Thanks for your comments. I'm not very expert in these matters and merely selected an image with vivid colors. I could try other other images, but I think that it would demonstrate what we already know: sRGB is not the best space in which to send images to this printer.
I think the work you did was a superb demonstration dismissing much of what Will and Gary have been preaching which is the crux of this thread. It illustrates a number of data points that one would hope Will and Gary would examine and comment on, namely:
1. Using sRGB to their so called '
sRGB printer'
doesn't produce optimal results. Even Gary admitted this from his prints!
2. Using a real world image with saturated colors is more effective in evaluating the output than using a target. Consider Bill's notes on the detail seen in saturated colors on the print. We'd not see this if the image was a target who's surface is a rather smooth color.
3. Bill used an outside lab and even placed the orders with different parameters, so his analysis is based on real rubber hitting the road.
Hopefully Gary and/or Will can examine just this one test and see that what many have been stating about RGB working space choices for output to print play a role and as I said on his site, sRGB is never the right answer for the best print output (unless again, you are forced by some lab that is rather cluless about color management to send them sRGB).
Further:
Strictly speaking it does not have a gamut, since it will output something for whatever is placed on it.
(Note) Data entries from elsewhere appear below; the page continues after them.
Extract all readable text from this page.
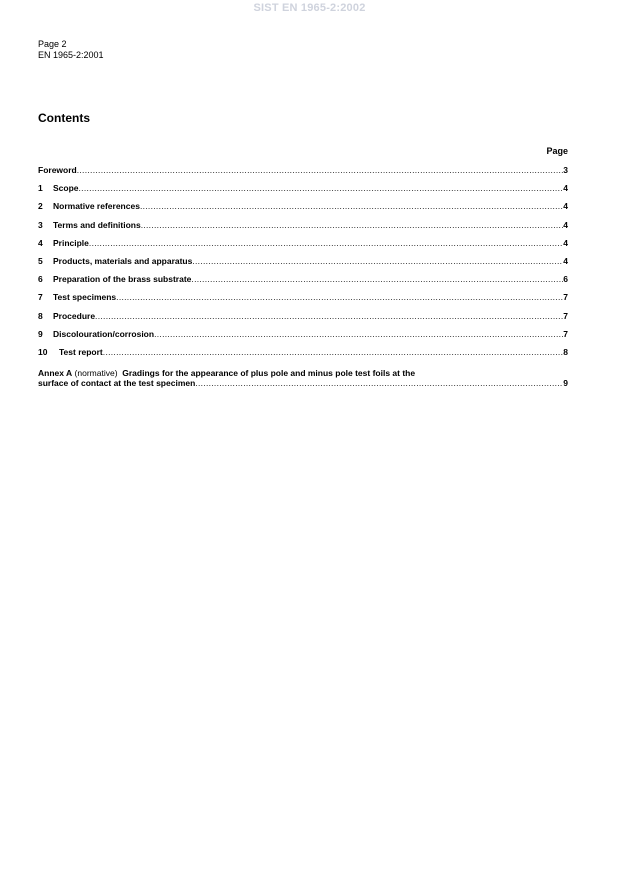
SIST EN 1965-2:2002
Page 2
EN 1965-2:2001
Contents
Page
Foreword .....	3
1	Scope .....	4
2	Normative references .....	4
3	Terms and definitions .....	4
4	Principle .....	4
5	Products, materials and apparatus .....	4
6	Preparation of the brass substrate .....	6
7	Test specimens .....	7
8	Procedure .....	7
9	Discolouration/corrosion .....	7
10	Test report .....	8
Annex A (normative) Gradings for the appearance of plus pole and minus pole test foils at the
surface of contact at the test specimen .....	9
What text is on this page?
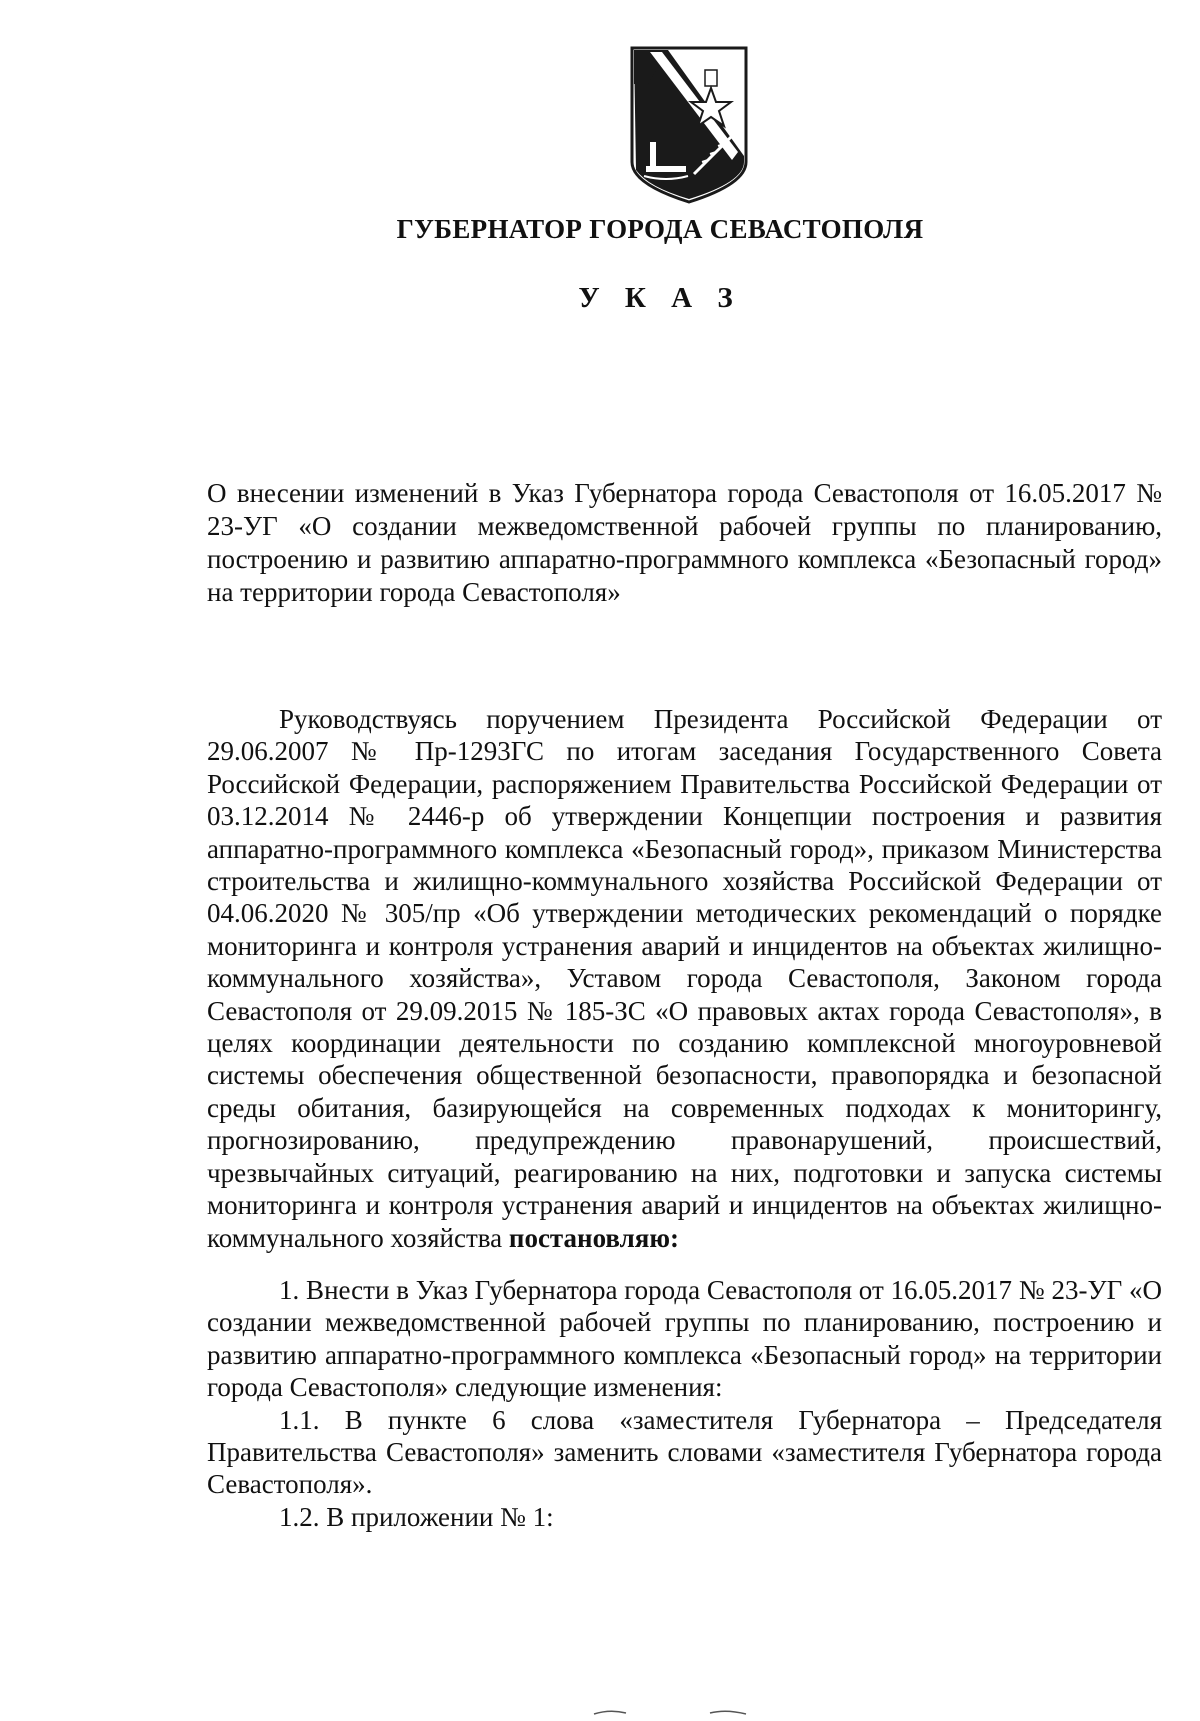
ГУБЕРНАТОР ГОРОДА СЕВАСТОПОЛЯ
У К А З
О внесении изменений в Указ Губернатора города Севастополя от 16.05.2017 № 23-УГ «О создании межведомственной рабочей группы по планированию, построению и развитию аппаратно-программного комплекса «Безопасный город» на территории города Севастополя»

Руководствуясь поручением Президента Российской Федерации от 29.06.2007 № Пр-1293ГС по итогам заседания Государственного Совета Российской Федерации, распоряжением Правительства Российской Федерации от 03.12.2014 № 2446-р об утверждении Концепции построения и развития аппаратно-программного комплекса «Безопасный город», приказом Министерства строительства и жилищно-коммунального хозяйства Российской Федерации от 04.06.2020 № 305/пр «Об утверждении методических рекомендаций о порядке мониторинга и контроля устранения аварий и инцидентов на объектах жилищно-коммунального хозяйства», Уставом города Севастополя, Законом города Севастополя от 29.09.2015 № 185-ЗС «О правовых актах города Севастополя», в целях координации деятельности по созданию комплексной многоуровневой системы обеспечения общественной безопасности, правопорядка и безопасной среды обитания, базирующейся на современных подходах к мониторингу, прогнозированию, предупреждению правонарушений, происшествий, чрезвычайных ситуаций, реагированию на них, подготовки и запуска системы мониторинга и контроля устранения аварий и инцидентов на объектах жилищно-коммунального хозяйства постановляю:

1. Внести в Указ Губернатора города Севастополя от 16.05.2017 № 23-УГ «О создании межведомственной рабочей группы по планированию, построению и развитию аппаратно-программного комплекса «Безопасный город» на территории города Севастополя» следующие изменения:

1.1. В пункте 6 слова «заместителя Губернатора – Председателя Правительства Севастополя» заменить словами «заместителя Губернатора города Севастополя».

1.2. В приложении № 1:
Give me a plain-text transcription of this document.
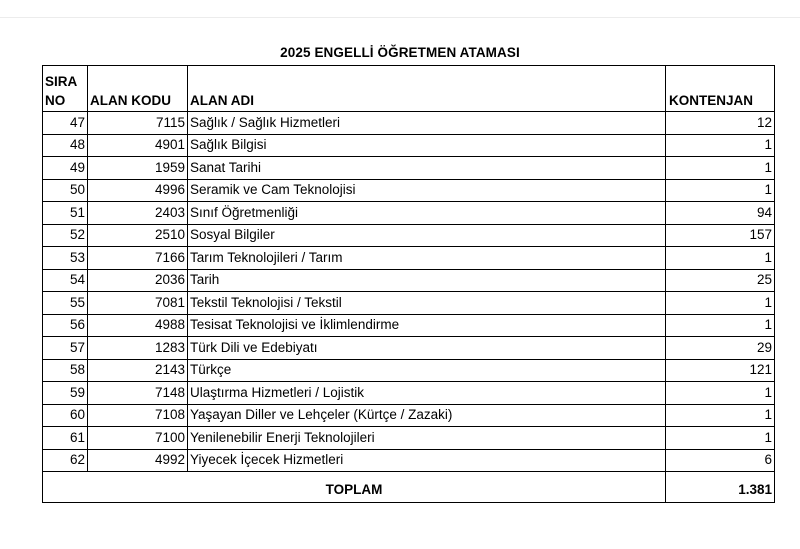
2025 ENGELLİ ÖĞRETMEN ATAMASI
SIRA
NO	ALAN KODU	ALAN ADI	KONTENJAN
47	7115	Sağlık / Sağlık Hizmetleri	12
48	4901	Sağlık Bilgisi	1
49	1959	Sanat Tarihi	1
50	4996	Seramik ve Cam Teknolojisi	1
51	2403	Sınıf Öğretmenliği	94
52	2510	Sosyal Bilgiler	157
53	7166	Tarım Teknolojileri / Tarım	1
54	2036	Tarih	25
55	7081	Tekstil Teknolojisi / Tekstil	1
56	4988	Tesisat Teknolojisi ve İklimlendirme	1
57	1283	Türk Dili ve Edebiyatı	29
58	2143	Türkçe	121
59	7148	Ulaştırma Hizmetleri / Lojistik	1
60	7108	Yaşayan Diller ve Lehçeler (Kürtçe / Zazaki)	1
61	7100	Yenilenebilir Enerji Teknolojileri	1
62	4992	Yiyecek İçecek Hizmetleri	6

TOPLAM			1.381
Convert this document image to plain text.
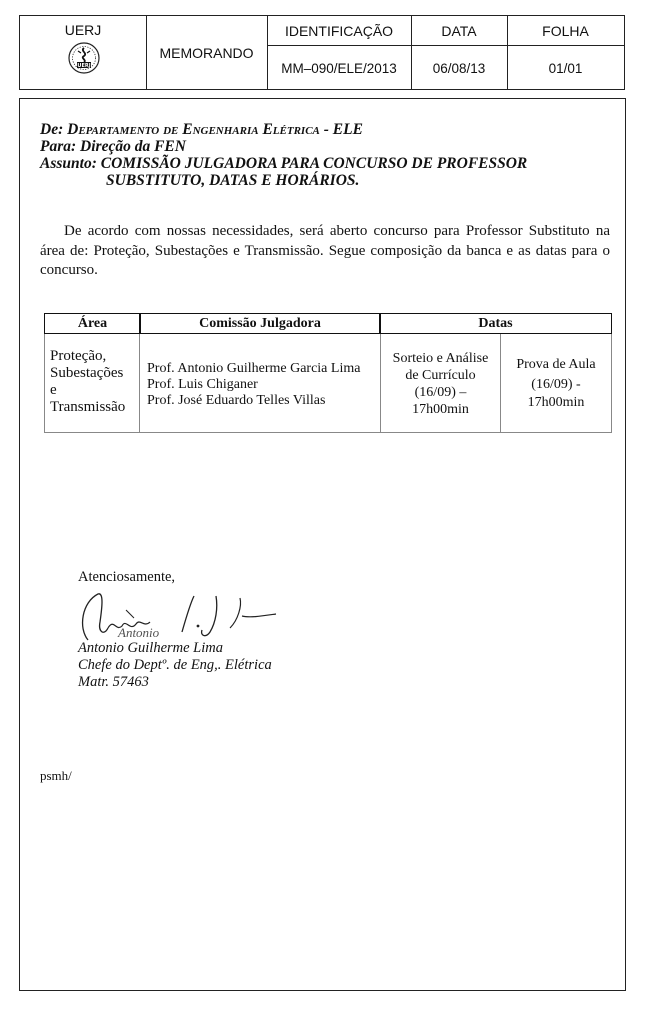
UERJ
UERJ
MEMORANDO
IDENTIFICAÇÃO
MM–090/ELE/2013
DATA
06/08/13
FOLHA
01/01
De: Departamento de Engenharia Elétrica - ELE
Para: Direção da FEN
Assunto: COMISSÃO JULGADORA PARA CONCURSO DE PROFESSOR
SUBSTITUTO, DATAS E HORÁRIOS.
De acordo com nossas necessidades, será aberto concurso para Professor Substituto na área de: Proteção, Subestações e Transmissão. Segue composição da banca e as datas para o concurso.
Área	Comissão Julgadora	Datas
Proteção,
Subestações
e
Transmissão
Prof. Antonio Guilherme Garcia Lima
Prof. Luis Chiganer
Prof. José Eduardo Telles Villas
Sorteio e Análise
de Currículo
(16/09) –
17h00min
Prova de Aula
(16/09) -
17h00min
Atenciosamente,
Antonio
Antonio Guilherme Lima
Chefe do Deptº. de Eng,. Elétrica
Matr. 57463
psmh/
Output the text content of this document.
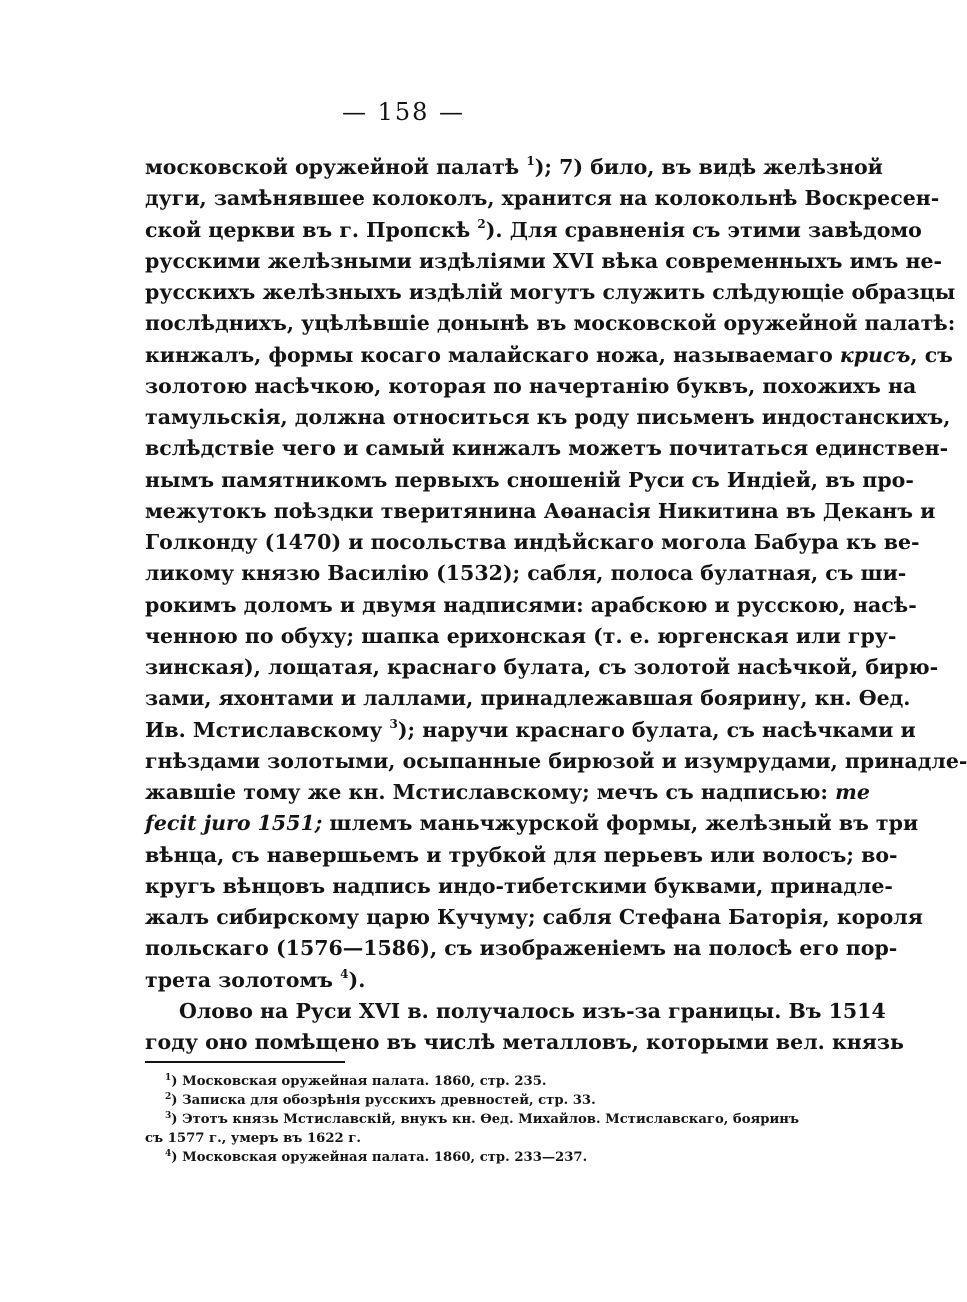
— 158 —
московской оружейной палатѣ $^1$); 7) било, въ видѣ желѣзной
дуги, замѣнявшее колоколъ, хранится на колокольнѣ Воскресен-
ской церкви въ г. Пропскѣ $^2$). Для сравненія съ этими завѣдомо
русскими желѣзными издѣліями XVI вѣка современныхъ имъ не-
русскихъ желѣзныхъ издѣлій могутъ служить слѣдующіе образцы
послѣднихъ, уцѣлѣвшіе донынѣ въ московской оружейной палатѣ:
кинжалъ, формы косаго малайскаго ножа, называемаго крисъ, съ
золотою насѣчкою, которая по начертанію буквъ, похожихъ на
тамульскія, должна относиться къ роду письменъ индостанскихъ,
вслѣдствіе чего и самый кинжалъ можетъ почитаться единствен-
нымъ памятникомъ первыхъ сношеній Руси съ Индіей, въ про-
межутокъ поѣздки тверитянина Аѳанасія Никитина въ Деканъ и
Голконду (1470) и посольства индѣйскаго могола Бабура къ ве-
ликому князю Василію (1532); сабля, полоса булатная, съ ши-
рокимъ доломъ и двумя надписями: арабскою и русскою, насѣ-
ченною по обуху; шапка ерихонская (т. е. юргенская или гру-
зинская), лощатая, краснаго булата, съ золотой насѣчкой, бирю-
зами, яхонтами и лаллами, принадлежавшая боярину, кн. Ѳед.
Ив. Мстиславскому $^3$); наручи краснаго булата, съ насѣчками и
гнѣздами золотыми, осыпанные бирюзой и изумрудами, принадле-
жавшіе тому же кн. Мстиславскому; мечъ съ надписью: me
fecit juro 1551; шлемъ маньчжурской формы, желѣзный въ три
вѣнца, съ навершьемъ и трубкой для перьевъ или волосъ; во-
кругъ вѣнцовъ надпись индо-тибетскими буквами, принадле-
жалъ сибирскому царю Кучуму; сабля Стефана Баторія, короля
польскаго (1576—1586), съ изображеніемъ на полосѣ его пор-
трета золотомъ $^4$).
Олово на Руси XVI в. получалось изъ-за границы. Въ 1514
году оно помѣщено въ числѣ металловъ, которыми вел. князь
$^1$) Московская оружейная палата. 1860, стр. 235.
$^2$) Записка для обозрѣнія русскихъ древностей, стр. 33.
$^3$) Этотъ князь Мстиславскій, внукъ кн. Ѳед. Михайлов. Мстиславскаго, бояринъ
съ 1577 г., умеръ въ 1622 г.
$^4$) Московская оружейная палата. 1860, стр. 233—237.
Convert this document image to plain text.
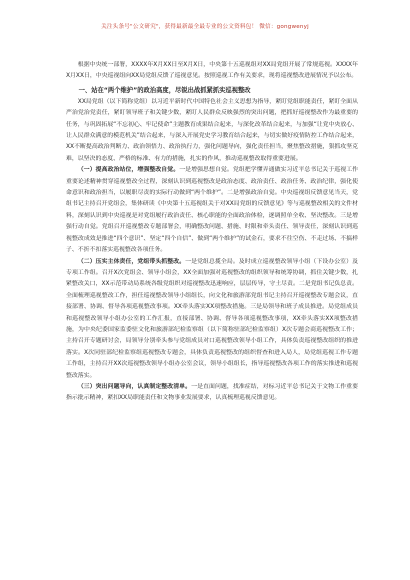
关注头条号"公文研究"，获得最新最全最专业的公文资料包！ 微信：gongwenyj

根据中央统一部署，XXXX年X月XX日至X月X日，中央第十五巡视组对XX局党组开展了常规巡视。XXXX年X月XX日，中央巡视组向XX局党组反馈了巡视意见。按照巡视工作有关要求，现将巡视整改进展情况予以公布。

一、站在“两个维护”的政治高度，尽锐出战抓紧抓实巡视整改

XX局党组（以下简称党组）以习近平新时代中国特色社会主义思想为指导，紧盯党组职能责任，紧盯全面从严治党治党责任，紧盯领导班子和关键少数，紧盯人民群众反映强烈的突出问题，把抓好巡视整改作为最重要的任务，与巩固拓展“不忘初心、牢记使命”主题教育成果结合起来，与深化改革结合起来，与加强“让党中央放心、让人民群众满意的模范机关”结合起来，与深入开展党史学习教育结合起来，与切实做好疫情防控工作结合起来，XX不断提高政治判断力、政治领悟力、政治执行力，强化问题导向，强化责任担当，聚焦整改措施，狠抓攻坚克难，以坚决的态度、严格的标准、有力的措施，扎实的作风，推动巡视整改取得重要进展。

（一）提高政治站位，增强整改自觉。一是增强思想自觉。党组把学懂弄通做实习近平总书记关于巡视工作重要论述精神贯穿巡视整改全过程，深刻认识到巡视整改是政治态度、政治责任、政治任务、政治纪律，强化使命意识和政治担当，以履职尽责的实际行动做到“两个维护”。二是增强政治自觉。中央巡视组反馈意见当天，党组书记主持召开党组会，集体研读《中央第十五巡视组关于对XX局党组的反馈意见》等与巡视整改相关的文件材料，深刻认识到中央巡视是对党组履行政治责任、核心职能的全面政治体检，逐调照单全收、坚决整改。三是增强行动自觉。党组召开巡视整改专题部署会，明确整改问题、措施、时限和牵头责任、领导责任，深刻认识到巡视整改成效是推进“四个意识”、坚定“四个自信”、做到“两个维护”的试金石，要求不往空伤、不走过场、不搞样子、不折不扣落实巡视整改各项任务。

（二）压实主体责任，党组带头抓整改。一是党组总揽全局。及时成立巡视整改领导小组（下设办公室）及专项工作组。召开X次党组会、领导小组会，XX全面加强对巡视整改的组织领导和统筹协调，抓住关键少数，扎紧整改关口，XX示范带动局系统各级党组织对巡视整改迅速响应，层层传导，守土尽责。二是党组书记负总责。全面梳理巡视整改工作，担任巡视整改领导小组组长，向文化和旅游部党组书记主持召开巡视整改专题会议，直接部署、协调、督导各项巡视整改事项。XX牵头落实XX项整改措施。三是局领导和班子成员推进。局党组成员和巡视整改领导小组办公室的工作汇报，直接部署、协调、督导各项巡视整改事项，XX牵头落实XX项整改措施，为中央纪委国家监委驻文化和旅游部纪检监察组（以下简称驻部纪检监察组）X次专题会商巡视整改工作；主持召开专题研讨会，局领导分别牵头参与党组成员对口巡视整改领导小组工作，具体负责巡视整改组织的推进落实。X次同驻部纪检监察组巡视整改专题会，具体负责巡视整改的组织督查和进入局人，局党组巡视工作专题工作组，主持召开XX次巡视整改领导小组办公室会议，领导小组组长，指导巡视整改各项工作的落实推进和巡视整改落实。

（三）突出问题导向，认真制定整改清单。一是直面问题，找准症结，对标习近平总书记关于文物工作重要指示批示精神，紧扣XX局职能责任和文物事业发展要求，认真梳理巡视反馈意见。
Exactly. With a scanner, the target (film or a print) has a gamut, and ideally matches or exceeds what we'll scan. Much more difficult with a digital camera. Over the years, we've seen companies attempt to design differing targets, Gary's SG comes to mind. GretagMacbeth wanted a camera target that had a wider gamut so they updated the original with glossy, saturated patches which wrecked havoc on the profiling software if there was any reflections on a patch. Then they produced a 3rd generation target, the DC with no glossy patches but with a smaller gamut as a result.